Oct. 7 (Bloomberg) -- Tin exports from Indonesia, the world’s largest shipper, plunged to the lowest level in at least six years as a new rule requiring that the metal be traded on a local exchange before shipment restricted cargoes.
Shipments of the metal used in smartphones and packaging fell 88 percent to 786 metric tons last month from August, data from the Trade Ministry showed today. That’s lowest since at least February 2007, when the government began monitoring sales. Exports in September were lower than the 3,000 tons seen by PT Timah last month, and the 9,874 tons shipped in September 2012.
Tin rallied to a six-month high in London last week after the policy took effect and smelters curbed exports, with only one exchange in Jakarta authorized to trade ingots before export. The rule is aimed at helping Indonesia displace the London Metal Exchange as the venue for setting the benchmark price, according to the Commodity Futures Trading Regulatory Agency. Tin has the best outlook among the six main industrial metals because of global shortages, said Standard Bank Group Ltd.
The rule’s “objective is how we can create a reasonable price,” Sukrisno, president director at PT Timah, said in an interview on Bloomberg TV Indonesia today, before the trade data was released. Timah, based in Pangkalpinang, Bangka Belitung, is Indonesia’s largest tin exporter, and the company declared force majeure on shipments last month as some customers had yet to adapt to the new regulation, which took effect on Aug. 30.
Tin for delivery in three months declined 2.1 percent to $23,500 a ton on the LME at 4:24 p.m. in Jakarta. Futures advanced 5.5 percent to $24,000 a ton on Oct. 4, the highest price since March. Tin has outperformed the five other main base metals on the LME over the past 12 months, including copper, aluminum and nickel.
“We have found it quite a challenge to get high-purity tin,” said Chen Tien Yue, executive director at Kuala Lumpur, Malaysia-based Royal Selangor International Sdn Bhd., where tin accounts for an average of 50 percent of the production cost of its pewter products. “The reduction in supply has clearly been pushing the prices up.”
Exports from Indonesia in September comprised 400 tons of ingots and 386 tons of solder, according to ministry data based on surveyors’ reports. Sales in the first nine months of the year fell 3.3 percent to 68,788 tons compared with the same period a year earlier, Bloomberg calculations show.

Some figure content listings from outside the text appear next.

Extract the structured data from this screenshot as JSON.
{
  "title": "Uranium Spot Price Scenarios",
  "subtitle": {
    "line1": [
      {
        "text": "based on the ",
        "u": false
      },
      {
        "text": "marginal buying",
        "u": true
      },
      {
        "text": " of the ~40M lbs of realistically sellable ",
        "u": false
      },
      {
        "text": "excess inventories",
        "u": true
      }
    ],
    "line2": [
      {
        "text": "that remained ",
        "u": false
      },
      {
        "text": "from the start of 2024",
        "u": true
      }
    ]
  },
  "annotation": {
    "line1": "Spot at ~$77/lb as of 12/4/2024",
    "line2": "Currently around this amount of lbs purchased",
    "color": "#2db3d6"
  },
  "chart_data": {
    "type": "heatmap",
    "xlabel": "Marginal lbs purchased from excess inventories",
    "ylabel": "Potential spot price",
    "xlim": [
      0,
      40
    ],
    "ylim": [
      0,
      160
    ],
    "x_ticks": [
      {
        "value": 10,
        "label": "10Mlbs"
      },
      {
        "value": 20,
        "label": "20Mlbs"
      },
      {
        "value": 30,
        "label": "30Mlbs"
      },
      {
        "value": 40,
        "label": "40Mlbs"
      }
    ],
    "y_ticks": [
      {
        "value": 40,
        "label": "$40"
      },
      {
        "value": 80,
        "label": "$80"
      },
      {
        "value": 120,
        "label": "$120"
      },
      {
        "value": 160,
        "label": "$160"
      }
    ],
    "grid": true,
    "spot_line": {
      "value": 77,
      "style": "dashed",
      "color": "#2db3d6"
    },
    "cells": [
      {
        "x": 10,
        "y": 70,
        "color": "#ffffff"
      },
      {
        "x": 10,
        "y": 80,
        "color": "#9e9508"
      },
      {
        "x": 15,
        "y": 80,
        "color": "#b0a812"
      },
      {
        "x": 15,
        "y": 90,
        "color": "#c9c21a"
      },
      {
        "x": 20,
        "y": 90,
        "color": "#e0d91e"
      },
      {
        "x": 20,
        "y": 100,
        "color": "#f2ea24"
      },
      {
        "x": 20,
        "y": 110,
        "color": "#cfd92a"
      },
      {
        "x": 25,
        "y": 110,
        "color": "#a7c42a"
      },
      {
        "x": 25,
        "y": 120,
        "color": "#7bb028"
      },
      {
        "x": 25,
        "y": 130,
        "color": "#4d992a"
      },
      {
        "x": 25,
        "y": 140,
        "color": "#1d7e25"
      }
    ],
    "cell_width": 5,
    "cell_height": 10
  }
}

At present, only the Indonesia Commodity and Derivatives Exchange in Jakarta, or ICDX, is allowed to trade tin ingots before export from Southeast Asia’s largest economy. The commodity-trading regulator hasn’t approved a proposal from the Jakarta Futures Exchange to trade another tin contract, said Deputy Trade Minister Bayu Krisnamurthi today.
Refined tin will be in deficit through 2016, while copper, aluminum and zinc are oversupplied, Standard Bank said in a report today. Stockpiles of tin in warehouses tracked by the LME dropped 13 percent last month, the biggest loss since January 2012, and stood at unchanged 13,195 tons today.
Royal Selangor buys tin from the LME through spot and forward contracts, and takes delivery from the LME’s warehouses in Johor, Malaysia, said Chen. That matches the company’s requirements as its plant is in Kuala Lumpur, within trucking distance from Johor, said Chen.
The Indonesian policy change is part of wider government efforts to boost the value of commodity shipments. The rule applies to ingots at present and will be extended to other tin products such as solder from 2015.
“Timah’s sales volume may drop this year but that’s fine,” said Sukrisno. “Our stockpiles will increase and prices will also gain. Hopefully, tin can reach $25,000 by December,” he said, calling on other producers to join the ICDX.